Emissions into the air during air purification are only present if gas purification has failed (e.g. filter malfunction). However, this can be simply avoided if there is efficient management.

On average, during clean up via soil air extraction, 50 to 250 m³/hour is discharged. Concentrations of polluted substances in the extracted air vary from 100 to 30.000 mg/m³.

In soil air extraction, polluted water may be released in the form of condensation water or extracted ground-water in order to lower the ground-water level. The released ground-water will need to be purified in accordance with the discharge norms. Low concentrations are attainable with the currently available purification techniques. After sealing, concentrations in the ground-water, namely in less homogeneous and fair to difficult to permeable soils, appear to rise once again (rebound). Thus, a few months after stopping clean up activities, the ground-water needs to be re-sampled before the remediation can be finally concluded.

If active carbon is used in the clean up of the gaseous effluent, this may be discharged as a waste stream. If there are high concentrations of polluted substances in then soil, the active carbon could be regenerated, which reduces the waste stream.
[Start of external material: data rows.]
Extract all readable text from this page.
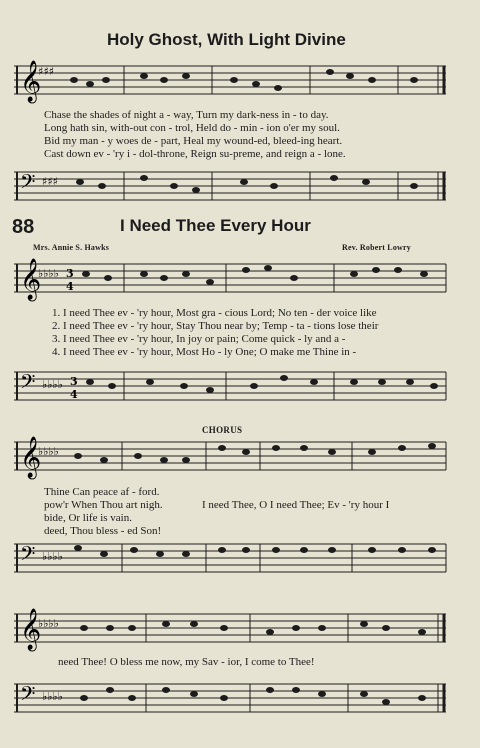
Holy Ghost, With Light Divine
𝄞
♯♯♯
Chase the shades of night a - way, Turn my dark-ness in - to day.
Long hath sin, with-out con - trol, Held do - min - ion o'er my soul.
Bid my man - y woes de - part, Heal my wound-ed, bleed-ing heart.
Cast down ev - 'ry i - dol-throne, Reign su-preme, and reign a - lone.
𝄢 ♯♯♯
88	I Need Thee Every Hour
Mrs. Annie S. Hawks	Rev. Robert Lowry
𝄞
♭♭♭♭ 3
4
1. I need Thee ev - 'ry hour, Most gra - cious Lord; No ten - der voice like
2. I need Thee ev - 'ry hour, Stay Thou near by; Temp - ta - tions lose their
3. I need Thee ev - 'ry hour, In joy or pain; Come quick - ly and a -
4. I need Thee ev - 'ry hour, Most Ho - ly One; O make me Thine in -
𝄢 ♭♭♭♭ 3
4
CHORUS
𝄞
♭♭♭♭
Thine Can peace af - ford.
pow'r When Thou art nigh.
bide, Or life is vain.
deed, Thou bless - ed Son!
I need Thee, O I need Thee; Ev - 'ry hour I
𝄢 ♭♭♭♭
𝄞
♭♭♭♭
need Thee! O bless me now, my Sav - ior, I come to Thee!
𝄢 ♭♭♭♭
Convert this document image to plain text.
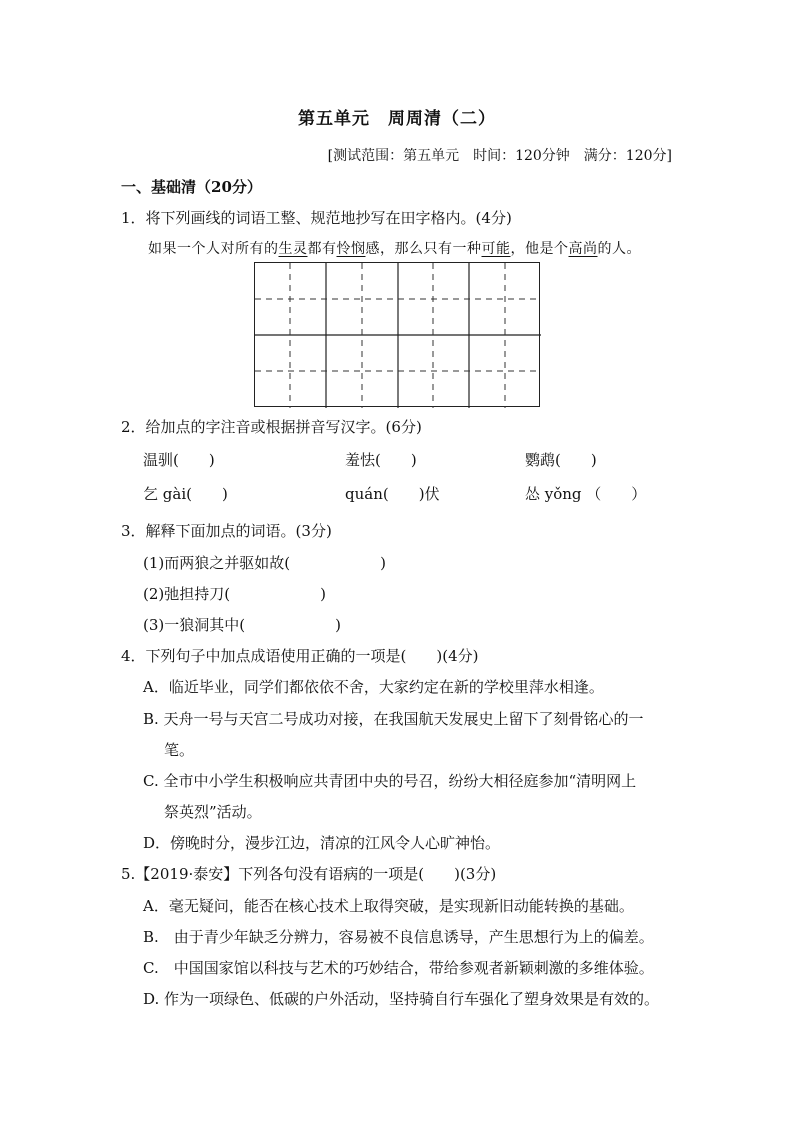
第五单元　周周清（二）
[测试范围：第五单元　时间：120分钟　满分：120分]
一、基础清（20分）
1．将下列画线的词语工整、规范地抄写在田字格内。(4分)
如果一个人对所有的生灵都有怜悯感，那么只有一种可能，他是个高尚的人。
2．给加点的字注音或根据拼音写汉字。(6分)
温驯(　　)	羞怯(　　)	鹦鹉(　　)
乞 gài(　　)	quán(　　)伏	怂 yǒng （　　）
3．解释下面加点的词语。(3分)
(1)而两狼之并驱如故(　　　　　　)
(2)弛担持刀(　　　　　　)
(3)一狼洞其中(　　　　　　)
4．下列句子中加点成语使用正确的一项是(　　)(4分)
A．临近毕业，同学们都依依不舍，大家约定在新的学校里萍水相逢。
B. 天舟一号与天宫二号成功对接，在我国航天发展史上留下了刻骨铭心的一
笔。
C. 全市中小学生积极响应共青团中央的号召，纷纷大相径庭参加“清明网上
祭英烈”活动。
D．傍晚时分，漫步江边，清凉的江风令人心旷神怡。
5.【2019·泰安】下列各句没有语病的一项是(　　)(3分)
A．毫无疑问，能否在核心技术上取得突破，是实现新旧动能转换的基础。
B.　由于青少年缺乏分辨力，容易被不良信息诱导，产生思想行为上的偏差。
C.　中国国家馆以科技与艺术的巧妙结合，带给参观者新颖刺激的多维体验。
D. 作为一项绿色、低碳的户外活动，坚持骑自行车强化了塑身效果是有效的。
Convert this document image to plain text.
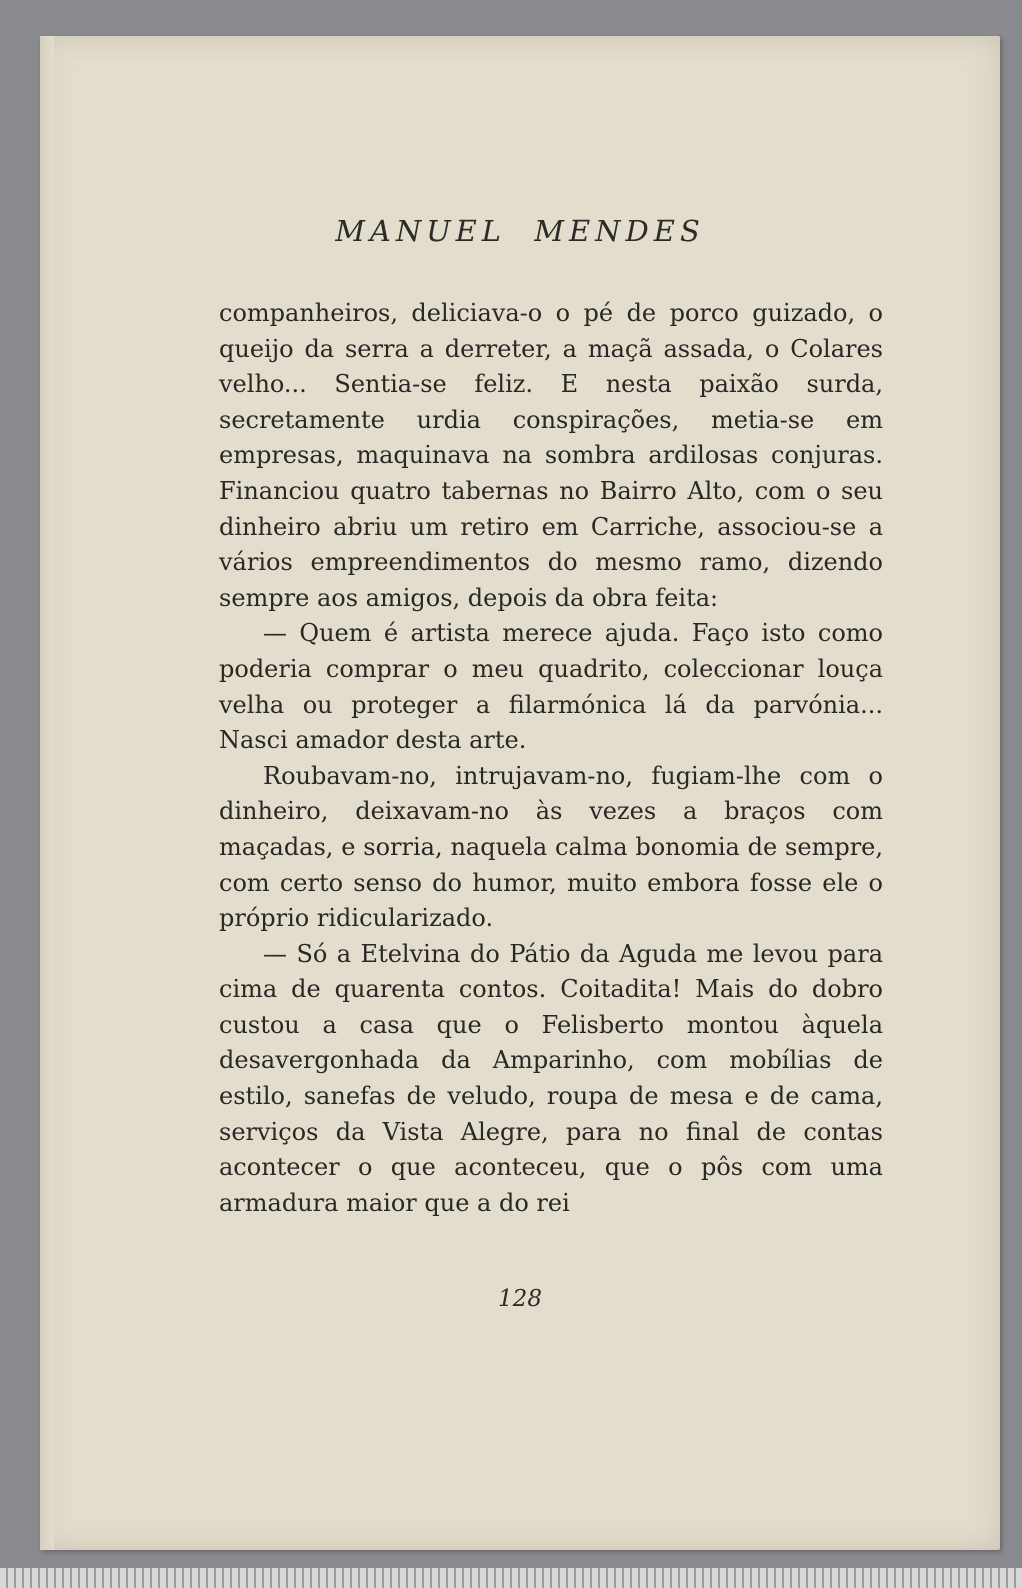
MANUEL MENDES

companheiros, deliciava-o o pé de porco guizado, o queijo da serra a derreter, a maçã assada, o Colares velho... Sentia-se feliz. E nesta paixão surda, secretamente urdia conspirações, metia-se em empresas, maquinava na sombra ardilosas conjuras. Financiou quatro tabernas no Bairro Alto, com o seu dinheiro abriu um retiro em Carriche, associou-se a vários empreendimentos do mesmo ramo, dizendo sempre aos amigos, depois da obra feita:

— Quem é artista merece ajuda. Faço isto como poderia comprar o meu quadrito, coleccionar louça velha ou proteger a filarmónica lá da parvónia... Nasci amador desta arte.

Roubavam-no, intrujavam-no, fugiam-lhe com o dinheiro, deixavam-no às vezes a braços com maçadas, e sorria, naquela calma bonomia de sempre, com certo senso do humor, muito embora fosse ele o próprio ridicularizado.

— Só a Etelvina do Pátio da Aguda me levou para cima de quarenta contos. Coitadita! Mais do dobro custou a casa que o Felisberto montou àquela desavergonhada da Amparinho, com mobílias de estilo, sanefas de veludo, roupa de mesa e de cama, serviços da Vista Alegre, para no final de contas acontecer o que aconteceu, que o pôs com uma armadura maior que a do rei

128
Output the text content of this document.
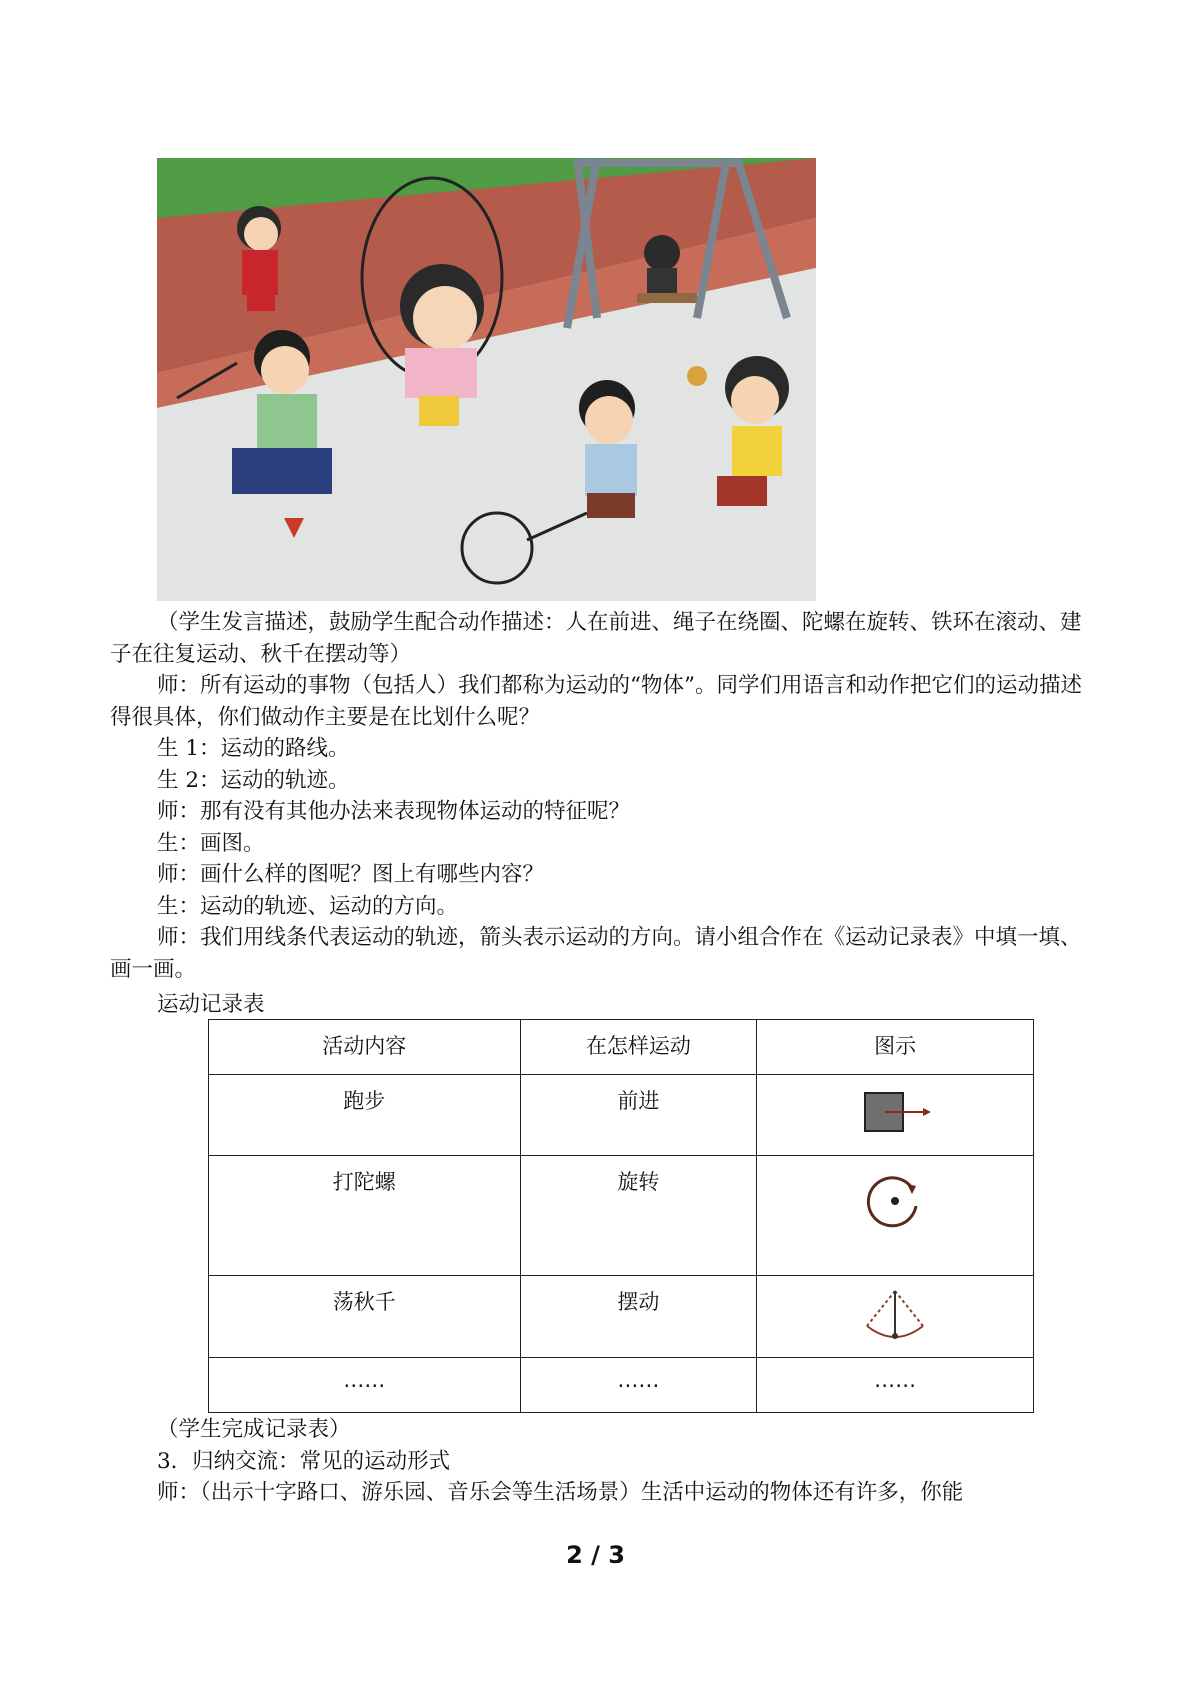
（学生发言描述，鼓励学生配合动作描述：人在前进、绳子在绕圈、陀螺在旋转、铁环在滚动、建子在往复运动、秋千在摆动等）

师：所有运动的事物（包括人）我们都称为运动的“物体”。同学们用语言和动作把它们的运动描述得很具体，你们做动作主要是在比划什么呢？

生 1：运动的路线。

生 2：运动的轨迹。

师：那有没有其他办法来表现物体运动的特征呢？

生：画图。

师：画什么样的图呢？图上有哪些内容？

生：运动的轨迹、运动的方向。

师：我们用线条代表运动的轨迹，箭头表示运动的方向。请小组合作在《运动记录表》中填一填、画一画。

运动记录表
活动内容	在怎样运动	图示
跑步	前进	
打陀螺	旋转	
荡秋千	摆动	
……	……	……

（学生完成记录表）

3．归纳交流：常见的运动形式

师：（出示十字路口、游乐园、音乐会等生活场景）生活中运动的物体还有许多，你能

2 / 3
Noise will be a source of hindrance. In general, the extraction units are placed in a container, which can be made sound-proof – thus noise problems can be avoided.

In soil air extraction, the environmental burden is determined by energy use and the related air purification. This energy use depends on the volume of the extracted air. Further, the selected air clean up technique plays an important role in the energy used, the quantity of waste produced and the space that is taken.

In bio-venting, as for wet clean up, stimulation of biological processes is relatively favourable in terms of benefits to the environment.  The potential energy use for the stimulation of biological processes does naturally need to be calculated.